Altri tipi di studio sugli esseri umani si sono basati sul rilevamento microbiologico mediante PCR nel liquido amniotico. In diversi studi sono stati trovati agenti patogeni parodontali in donne con parto pretermine e neonati di basso peso. L’aspetto più complesso è stata la coltura dei batteri. Soltanto uno studio, infatti, è stato in grado di portarla a termine. Se i batteri sopravvivono o meno e se mantengono uno stato planctonico o formano il biofilm, continua ad essere un tema controverso, nonostante uno studio abbia trovato del biofilm nella placenta. Anche la via di disseminazione batterica, dal tratto genitourinario alla placenta o dal periodonto alla placenta, è motivo di dibattito. In due studi sono state trovate colonie identiche nella placca batterica dentale e nel liquido amniotico, che non si trovavano né nella flora vaginale né in quella intestinale(4).

Anche gli studi sugli esseri umani hanno indagato sulla relazione tra l’aumento delle citochine proinfiammatorie (tipo IL-1, IL-6, TNF-α) e i mediatori (PGE-2), sia a livello del solco che del siero e del liquido amniotico, ottenendo risultati diversi rispetto all’aumento degli esiti sfavorevoli della gravidanza. Sono stati ottenuti risultati controversi anche per l’aumento di PCR che si riscontra in genere nel fegato a causa dell’aumento dell’infiammazione sistemica(4).
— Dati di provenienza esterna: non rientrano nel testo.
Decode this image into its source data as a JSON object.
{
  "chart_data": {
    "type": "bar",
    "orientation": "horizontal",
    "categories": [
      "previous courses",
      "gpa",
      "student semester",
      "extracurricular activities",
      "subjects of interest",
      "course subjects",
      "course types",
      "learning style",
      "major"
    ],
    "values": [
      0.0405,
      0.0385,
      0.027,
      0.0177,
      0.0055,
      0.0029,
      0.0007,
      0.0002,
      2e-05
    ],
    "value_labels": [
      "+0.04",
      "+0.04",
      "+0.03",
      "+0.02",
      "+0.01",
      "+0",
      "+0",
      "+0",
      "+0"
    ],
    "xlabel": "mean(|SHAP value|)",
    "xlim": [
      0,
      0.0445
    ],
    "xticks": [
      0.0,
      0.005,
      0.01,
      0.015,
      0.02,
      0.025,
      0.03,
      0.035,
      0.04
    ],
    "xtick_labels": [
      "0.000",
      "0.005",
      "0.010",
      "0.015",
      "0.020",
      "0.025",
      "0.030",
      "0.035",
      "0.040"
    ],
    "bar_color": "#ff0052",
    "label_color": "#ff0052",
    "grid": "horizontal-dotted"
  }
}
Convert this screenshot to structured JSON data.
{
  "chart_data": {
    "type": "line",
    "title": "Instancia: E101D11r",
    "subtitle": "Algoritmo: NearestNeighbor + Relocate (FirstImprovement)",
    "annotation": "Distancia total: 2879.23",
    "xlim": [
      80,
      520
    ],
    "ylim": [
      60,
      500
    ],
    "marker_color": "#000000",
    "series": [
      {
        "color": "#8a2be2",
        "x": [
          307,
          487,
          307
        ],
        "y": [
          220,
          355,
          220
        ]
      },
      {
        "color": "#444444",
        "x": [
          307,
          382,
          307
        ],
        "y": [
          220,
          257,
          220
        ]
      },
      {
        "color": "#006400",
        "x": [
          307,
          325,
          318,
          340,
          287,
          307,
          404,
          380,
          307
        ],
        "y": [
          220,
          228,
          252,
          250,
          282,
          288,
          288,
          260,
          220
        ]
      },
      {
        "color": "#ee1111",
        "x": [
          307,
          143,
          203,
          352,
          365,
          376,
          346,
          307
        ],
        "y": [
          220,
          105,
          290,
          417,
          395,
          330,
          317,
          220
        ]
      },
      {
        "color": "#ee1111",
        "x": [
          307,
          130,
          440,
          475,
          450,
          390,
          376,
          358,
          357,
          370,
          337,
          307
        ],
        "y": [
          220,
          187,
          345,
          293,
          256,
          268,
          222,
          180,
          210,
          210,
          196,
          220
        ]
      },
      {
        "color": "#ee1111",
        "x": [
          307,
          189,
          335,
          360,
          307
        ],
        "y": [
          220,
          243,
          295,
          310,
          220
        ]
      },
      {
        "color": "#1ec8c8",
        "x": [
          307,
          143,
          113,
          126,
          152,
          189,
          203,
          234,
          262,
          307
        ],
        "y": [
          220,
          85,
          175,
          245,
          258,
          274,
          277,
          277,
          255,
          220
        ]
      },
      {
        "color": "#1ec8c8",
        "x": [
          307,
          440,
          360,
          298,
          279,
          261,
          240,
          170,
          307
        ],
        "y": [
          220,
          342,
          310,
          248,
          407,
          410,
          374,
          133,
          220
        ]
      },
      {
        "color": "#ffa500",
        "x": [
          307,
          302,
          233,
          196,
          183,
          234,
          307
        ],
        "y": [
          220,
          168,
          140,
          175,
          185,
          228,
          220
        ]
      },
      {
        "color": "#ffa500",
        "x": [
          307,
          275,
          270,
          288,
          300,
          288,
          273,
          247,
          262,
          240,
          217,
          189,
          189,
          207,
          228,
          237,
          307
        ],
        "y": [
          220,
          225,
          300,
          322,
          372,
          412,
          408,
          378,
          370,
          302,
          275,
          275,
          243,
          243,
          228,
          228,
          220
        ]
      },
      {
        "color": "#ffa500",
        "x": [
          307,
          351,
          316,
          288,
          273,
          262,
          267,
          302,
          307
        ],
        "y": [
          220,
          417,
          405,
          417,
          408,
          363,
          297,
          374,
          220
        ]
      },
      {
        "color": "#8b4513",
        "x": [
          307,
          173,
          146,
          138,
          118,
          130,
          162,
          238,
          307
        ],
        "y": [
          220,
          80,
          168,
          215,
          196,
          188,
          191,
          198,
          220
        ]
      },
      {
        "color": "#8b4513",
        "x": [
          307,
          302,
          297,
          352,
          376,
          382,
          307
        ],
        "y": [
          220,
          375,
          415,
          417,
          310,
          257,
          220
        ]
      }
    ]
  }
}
Per stabilire l’associazione epidemiologica tra la malattia parodontale e un esito sfavorevole della gravidanza (bambino di basso peso, bambino prematuro, bambino prematuro e di basso peso e gestosi), sono stati utilizzati studi di casi e controlli, studi trasversali, studi prospettici e metanalisi di questi. In generale, è stata trovata un’associazione moderata tra la malattia parodontale e i diversi esiti sfavorevoli della gravidanza dovuto, in gran parte, all’eterogeneità degli studi e alla variabilità nella definizione della malattia parodontale in base al tipo di variabili utilizzate.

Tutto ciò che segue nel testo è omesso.